Анатолий Софронов
Цемесская бухта
Драма в трех действиях
Действующие лица
Николай Сипягин.
Цезарь Куников.
Петров.
Лиселидзе.
Бережнов.
Липатов.
Новосад.
Коновалов.
Хоботок.
Нижарадзе.
Саркисов.
Рахимов.
Тарасюк.
Тележкин.
Этери.
Кузина.
Женя.
Таня.
Наташа.
Григореску.
Конвоир, советские солдаты и моряки.
Школьники. Немецкие солдаты.
Новороссийск. Площадь Героев. Два гранитных постамента. На них высечено: «Цезарь Куников», «Николай Сипягин». Даты жизни героев не помечены. Просто гранит. Души у этих людей были железными, после смерти они воплотились в гранит.
Горит Вечный огонь. Звучит «Реквием».
В белых рубашках и блузках, с повязанными красными галстуками, перед постаментами стоят школьники.
Перед пионерами — вожатая Таня Коновалова. Затихают звуки музыки.
Таня. Ребята, вы слышали «Реквием», написанный композитором Дмитрием Шостаковичем, посвященный героям Новороссийска, легендарным героям Малой земли. Это было очень давно, ребята... Это было тогда, когда вас еще не было на свете... Новороссийск тогда был самой южной точкой фронта Великой Отечественной войны. Немецкие фашисты стремились прорваться на Кавказ, но дальше цементного завода «Октябрь» они не прошли. Мы с вами стоим перед памятником двум героям. Вы знаете их имена?
Пионеры. Знаем!
Таня. Назовите их имена!
Пионеры. Цезарь Куников!
— Николай Сипягин!
Таня. Это герои Новороссийска. Герои Малой земли! Герои Советского Союза!
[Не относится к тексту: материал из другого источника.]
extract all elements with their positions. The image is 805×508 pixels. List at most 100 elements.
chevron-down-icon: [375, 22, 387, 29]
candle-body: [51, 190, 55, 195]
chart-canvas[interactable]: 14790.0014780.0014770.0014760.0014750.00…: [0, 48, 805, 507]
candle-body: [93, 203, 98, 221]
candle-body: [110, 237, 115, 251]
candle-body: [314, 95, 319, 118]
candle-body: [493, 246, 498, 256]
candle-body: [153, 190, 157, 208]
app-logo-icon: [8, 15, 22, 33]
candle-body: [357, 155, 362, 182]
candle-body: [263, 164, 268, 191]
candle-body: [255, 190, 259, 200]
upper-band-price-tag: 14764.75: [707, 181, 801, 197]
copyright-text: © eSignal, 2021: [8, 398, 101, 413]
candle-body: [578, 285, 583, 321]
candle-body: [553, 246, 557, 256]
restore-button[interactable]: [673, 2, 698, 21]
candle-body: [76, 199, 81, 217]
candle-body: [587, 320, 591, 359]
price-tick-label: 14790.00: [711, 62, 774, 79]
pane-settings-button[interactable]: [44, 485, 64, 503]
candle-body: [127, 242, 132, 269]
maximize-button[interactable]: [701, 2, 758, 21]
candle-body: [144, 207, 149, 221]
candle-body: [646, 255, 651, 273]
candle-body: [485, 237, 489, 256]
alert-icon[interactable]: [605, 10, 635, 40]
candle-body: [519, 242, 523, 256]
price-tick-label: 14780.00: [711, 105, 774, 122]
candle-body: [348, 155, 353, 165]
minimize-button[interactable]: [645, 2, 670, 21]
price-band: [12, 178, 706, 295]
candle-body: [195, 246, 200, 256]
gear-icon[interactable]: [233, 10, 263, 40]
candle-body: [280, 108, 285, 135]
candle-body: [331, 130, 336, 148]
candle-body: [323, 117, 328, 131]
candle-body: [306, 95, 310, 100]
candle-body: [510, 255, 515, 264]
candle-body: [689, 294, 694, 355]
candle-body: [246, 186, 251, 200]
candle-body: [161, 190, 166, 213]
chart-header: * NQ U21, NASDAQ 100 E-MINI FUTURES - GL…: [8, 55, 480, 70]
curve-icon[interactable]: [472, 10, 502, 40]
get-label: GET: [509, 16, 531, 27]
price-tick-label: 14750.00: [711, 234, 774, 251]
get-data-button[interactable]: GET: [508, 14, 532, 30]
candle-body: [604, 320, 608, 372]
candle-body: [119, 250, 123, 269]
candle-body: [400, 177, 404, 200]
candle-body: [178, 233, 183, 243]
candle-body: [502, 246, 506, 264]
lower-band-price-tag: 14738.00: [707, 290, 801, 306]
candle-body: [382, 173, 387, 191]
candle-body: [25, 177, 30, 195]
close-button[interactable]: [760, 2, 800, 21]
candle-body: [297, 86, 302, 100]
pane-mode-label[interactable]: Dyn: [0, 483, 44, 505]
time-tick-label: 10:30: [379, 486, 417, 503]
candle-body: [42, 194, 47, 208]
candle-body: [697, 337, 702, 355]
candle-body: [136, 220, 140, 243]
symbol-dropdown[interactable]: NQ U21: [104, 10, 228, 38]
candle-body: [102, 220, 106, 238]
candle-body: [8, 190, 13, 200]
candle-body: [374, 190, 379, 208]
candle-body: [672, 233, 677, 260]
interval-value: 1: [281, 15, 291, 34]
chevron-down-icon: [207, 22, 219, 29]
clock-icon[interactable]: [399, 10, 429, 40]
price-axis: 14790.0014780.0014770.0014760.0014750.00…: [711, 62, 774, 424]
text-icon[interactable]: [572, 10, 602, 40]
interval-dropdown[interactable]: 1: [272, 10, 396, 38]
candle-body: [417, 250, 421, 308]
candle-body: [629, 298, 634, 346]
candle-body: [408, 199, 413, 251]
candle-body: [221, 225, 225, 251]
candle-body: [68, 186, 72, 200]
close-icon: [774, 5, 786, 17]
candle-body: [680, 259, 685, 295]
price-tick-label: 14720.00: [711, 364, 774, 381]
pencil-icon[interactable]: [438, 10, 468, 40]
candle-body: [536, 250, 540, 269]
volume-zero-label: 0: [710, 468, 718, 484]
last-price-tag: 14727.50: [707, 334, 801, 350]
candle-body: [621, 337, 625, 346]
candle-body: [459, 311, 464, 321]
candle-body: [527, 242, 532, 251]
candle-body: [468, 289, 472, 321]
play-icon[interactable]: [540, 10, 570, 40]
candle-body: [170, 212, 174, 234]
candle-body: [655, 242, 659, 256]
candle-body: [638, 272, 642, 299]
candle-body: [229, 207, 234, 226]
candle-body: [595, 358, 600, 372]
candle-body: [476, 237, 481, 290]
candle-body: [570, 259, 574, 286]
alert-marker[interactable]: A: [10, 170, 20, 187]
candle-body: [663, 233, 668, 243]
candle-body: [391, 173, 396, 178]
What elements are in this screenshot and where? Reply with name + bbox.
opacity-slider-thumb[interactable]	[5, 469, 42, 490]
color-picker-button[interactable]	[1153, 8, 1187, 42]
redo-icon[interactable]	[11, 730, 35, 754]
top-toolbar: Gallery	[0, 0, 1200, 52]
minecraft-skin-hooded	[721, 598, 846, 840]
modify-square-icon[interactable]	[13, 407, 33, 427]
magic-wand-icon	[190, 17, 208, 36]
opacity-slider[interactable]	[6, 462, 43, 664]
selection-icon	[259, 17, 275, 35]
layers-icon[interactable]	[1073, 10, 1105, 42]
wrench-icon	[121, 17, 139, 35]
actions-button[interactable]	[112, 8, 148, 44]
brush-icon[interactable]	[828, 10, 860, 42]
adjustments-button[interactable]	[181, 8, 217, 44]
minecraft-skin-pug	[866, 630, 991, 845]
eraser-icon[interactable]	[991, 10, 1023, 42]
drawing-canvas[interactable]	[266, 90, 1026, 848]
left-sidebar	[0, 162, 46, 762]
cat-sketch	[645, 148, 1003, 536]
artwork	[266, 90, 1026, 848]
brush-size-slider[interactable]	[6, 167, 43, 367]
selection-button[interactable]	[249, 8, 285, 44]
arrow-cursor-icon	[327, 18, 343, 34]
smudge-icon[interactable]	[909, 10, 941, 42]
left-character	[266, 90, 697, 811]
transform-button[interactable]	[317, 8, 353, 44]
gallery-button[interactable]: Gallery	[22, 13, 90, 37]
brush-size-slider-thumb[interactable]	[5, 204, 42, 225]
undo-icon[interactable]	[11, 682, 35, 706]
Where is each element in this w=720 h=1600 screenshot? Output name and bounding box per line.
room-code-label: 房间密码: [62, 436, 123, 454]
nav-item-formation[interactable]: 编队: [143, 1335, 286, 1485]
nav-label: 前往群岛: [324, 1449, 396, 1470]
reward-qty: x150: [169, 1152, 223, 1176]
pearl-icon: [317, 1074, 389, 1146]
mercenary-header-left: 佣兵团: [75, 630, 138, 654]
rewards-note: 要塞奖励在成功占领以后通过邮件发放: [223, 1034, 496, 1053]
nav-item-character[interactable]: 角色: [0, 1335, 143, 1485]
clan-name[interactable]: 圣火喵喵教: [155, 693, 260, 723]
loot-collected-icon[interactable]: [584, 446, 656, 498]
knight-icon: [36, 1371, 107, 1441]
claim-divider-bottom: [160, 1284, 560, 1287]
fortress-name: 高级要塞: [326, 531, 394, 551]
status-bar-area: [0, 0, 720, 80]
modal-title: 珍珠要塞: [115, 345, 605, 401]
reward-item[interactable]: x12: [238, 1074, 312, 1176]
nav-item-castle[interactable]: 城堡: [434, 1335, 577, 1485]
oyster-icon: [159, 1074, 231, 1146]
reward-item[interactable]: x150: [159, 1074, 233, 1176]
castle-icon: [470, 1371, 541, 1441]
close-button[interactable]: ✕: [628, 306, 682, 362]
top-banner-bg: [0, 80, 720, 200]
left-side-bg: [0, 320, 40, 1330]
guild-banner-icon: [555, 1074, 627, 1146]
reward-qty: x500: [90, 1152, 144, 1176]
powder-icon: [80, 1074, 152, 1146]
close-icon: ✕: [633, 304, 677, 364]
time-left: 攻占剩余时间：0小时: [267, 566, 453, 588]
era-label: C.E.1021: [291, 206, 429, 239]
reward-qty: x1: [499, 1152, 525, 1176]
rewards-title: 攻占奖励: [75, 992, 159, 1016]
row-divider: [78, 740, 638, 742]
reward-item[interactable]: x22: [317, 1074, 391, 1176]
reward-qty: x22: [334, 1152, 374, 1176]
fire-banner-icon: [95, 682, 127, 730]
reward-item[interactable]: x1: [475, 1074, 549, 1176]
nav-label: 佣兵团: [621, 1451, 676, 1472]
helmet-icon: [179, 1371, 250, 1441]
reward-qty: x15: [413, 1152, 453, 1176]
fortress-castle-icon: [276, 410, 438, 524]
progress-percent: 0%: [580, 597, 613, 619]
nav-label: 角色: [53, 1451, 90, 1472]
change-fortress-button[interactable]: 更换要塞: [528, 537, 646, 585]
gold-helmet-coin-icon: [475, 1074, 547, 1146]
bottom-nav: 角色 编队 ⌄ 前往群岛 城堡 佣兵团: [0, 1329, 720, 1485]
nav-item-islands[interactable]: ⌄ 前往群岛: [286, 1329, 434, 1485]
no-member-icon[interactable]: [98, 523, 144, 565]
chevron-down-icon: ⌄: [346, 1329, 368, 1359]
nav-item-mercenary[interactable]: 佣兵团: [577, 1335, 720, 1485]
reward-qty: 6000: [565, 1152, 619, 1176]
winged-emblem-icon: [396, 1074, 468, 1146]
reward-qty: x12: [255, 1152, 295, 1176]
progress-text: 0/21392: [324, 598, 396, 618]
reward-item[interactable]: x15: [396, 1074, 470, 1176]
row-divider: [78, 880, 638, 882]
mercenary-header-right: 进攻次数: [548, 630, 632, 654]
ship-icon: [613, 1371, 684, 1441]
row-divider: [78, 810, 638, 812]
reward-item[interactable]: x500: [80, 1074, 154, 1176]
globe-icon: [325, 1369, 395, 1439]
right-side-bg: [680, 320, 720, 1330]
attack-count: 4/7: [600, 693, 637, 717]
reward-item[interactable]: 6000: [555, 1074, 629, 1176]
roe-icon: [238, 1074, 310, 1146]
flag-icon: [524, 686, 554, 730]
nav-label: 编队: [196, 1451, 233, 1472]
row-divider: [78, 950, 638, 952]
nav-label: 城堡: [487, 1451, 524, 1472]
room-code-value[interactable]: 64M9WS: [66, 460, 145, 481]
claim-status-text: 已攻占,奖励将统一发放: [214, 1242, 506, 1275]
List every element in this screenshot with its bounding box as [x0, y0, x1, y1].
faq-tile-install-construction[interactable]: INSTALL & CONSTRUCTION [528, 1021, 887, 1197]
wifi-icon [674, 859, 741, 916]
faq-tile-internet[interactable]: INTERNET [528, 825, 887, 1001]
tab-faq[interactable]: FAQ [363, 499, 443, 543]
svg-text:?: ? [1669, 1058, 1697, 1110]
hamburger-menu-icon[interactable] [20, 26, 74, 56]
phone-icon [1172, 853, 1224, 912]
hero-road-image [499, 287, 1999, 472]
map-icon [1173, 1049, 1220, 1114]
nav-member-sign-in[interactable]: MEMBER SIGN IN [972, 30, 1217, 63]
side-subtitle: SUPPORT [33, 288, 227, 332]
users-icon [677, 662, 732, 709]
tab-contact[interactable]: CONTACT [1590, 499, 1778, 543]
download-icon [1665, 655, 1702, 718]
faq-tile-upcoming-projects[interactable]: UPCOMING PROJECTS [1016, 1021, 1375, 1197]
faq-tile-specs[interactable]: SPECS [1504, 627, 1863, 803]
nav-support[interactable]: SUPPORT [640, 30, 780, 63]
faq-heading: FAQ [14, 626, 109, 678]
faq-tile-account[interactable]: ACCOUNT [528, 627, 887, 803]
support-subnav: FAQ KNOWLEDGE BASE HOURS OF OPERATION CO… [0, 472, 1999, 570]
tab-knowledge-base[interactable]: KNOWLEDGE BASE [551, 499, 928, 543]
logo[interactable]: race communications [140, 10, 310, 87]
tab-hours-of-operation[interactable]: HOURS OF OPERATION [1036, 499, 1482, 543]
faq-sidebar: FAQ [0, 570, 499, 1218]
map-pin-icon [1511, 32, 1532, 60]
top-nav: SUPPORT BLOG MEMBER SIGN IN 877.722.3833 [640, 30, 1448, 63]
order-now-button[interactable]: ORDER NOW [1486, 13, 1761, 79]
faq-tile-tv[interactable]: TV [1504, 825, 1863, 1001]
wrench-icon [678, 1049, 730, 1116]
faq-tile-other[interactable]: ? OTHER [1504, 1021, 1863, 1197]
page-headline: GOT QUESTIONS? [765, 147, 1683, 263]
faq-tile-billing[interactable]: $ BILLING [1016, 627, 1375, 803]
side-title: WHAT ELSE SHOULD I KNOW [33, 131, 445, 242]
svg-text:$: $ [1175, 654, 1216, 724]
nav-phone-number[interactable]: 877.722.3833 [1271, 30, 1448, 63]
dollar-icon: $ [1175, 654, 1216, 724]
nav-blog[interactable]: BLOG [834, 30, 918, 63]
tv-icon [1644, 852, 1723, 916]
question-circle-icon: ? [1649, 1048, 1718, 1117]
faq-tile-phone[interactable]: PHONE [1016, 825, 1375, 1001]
Пионеры (повторяют) . Герои Новороссийска!
— Герои Малой земли!
— Герои Советского Союза!
Таня. Если бы они могли слышать ваши голоса — они были бы счастливы.
Наташа. Они слышат.
Таня. Как же они могут слышать, если их нет в живых?
Наташа. Вы сами говорили, что подвиги их бессмертны.
Таня. Подвиги да, но люди смертны. У меня здесь погиб дедушка, сражавшийся в морской пехоте, Иван Степанович Коновалов. Как же он может слышать меня?
Наташа. Но вы-то помните его?!
Таня. Конечно, Наташенька!
Наташа. Значит, он живет...
Таня. Если понимать это так...
Поплыли звуки «Реквиема».
Смирно, ребята!
Пионеры поднимают руки. Гаснет свет. Звучит «Реквием». Из темноты, словно в тревожных лучах военных прожекторов, выхватываются силуэты постаментов. Луч высвечивает имена «Цезарь Куников», «Николай Сипягин» и... стоящих возле постаментов Куникова и Сипягина. Куников — в каске, ватнике, с наброшенной поверх ватника плащ-палаткой, с автоматом на груди. Сипягин — в потрепанной черной морской шинели, в примятой, с «крабом», фуражке.
Куников. Ты слышал, Коля?
Сипягин. Слышал, Цезарь.
Куников. Смешные, трогательные ребята.
Сипягин. Да, очень смешные... Жаль, что мы не можем сказать, что мы слышим их слова.
Куников. Они бы, наверно, очень напугались.
Сипягин. Ты думаешь?
Купиков. Конечно, это же чертовщина какая-то...
Сипягин. Дети моряков не боятся никакой чертовщины.
Куников. Не должны бояться, ты прав... И не только дети моряков... Ты прав, Коля... Как всегда, прав... В самом начале войны я писал Нате, моей жене: «Не оберегай сына от борьбы, от трудностей, — закаляй его, помни, что основой коммунистического воспитания является борьба». С ума сойти!
Сипягин. Что ты, Цезарь?
Куников. Какие я серьезные письма писал жене с войны. Целые проспекты о воспитании.
Сипягин. Это естественно, Цезарь. Ты думал о сыне.
Куников (вздохнув) . Да, я думал о Юре... Когда война началась, поезд с ними подходил к Москве... А наш эшелон в это же время отправлялся на юг, к Ростову-на-Дону... В одно и то же время. Больше я их не увидел.
Сипягин. Я тоже, тоже, Цезарь, не увидел свою семью.
Куников. И все-таки мы с тобой счастливые, Николай. Они не забыли наши имена. Ты слышал?
Сипягин. Слышал, Цезарь, слышал...
Куников. С ума сойти! Но они же не знают и тысячной доли того, что видели мы с тобой, Коля. Как жаль! Как жаль! Как бы это им помогло в жизни, если бы они это все знали. Как бы помогло!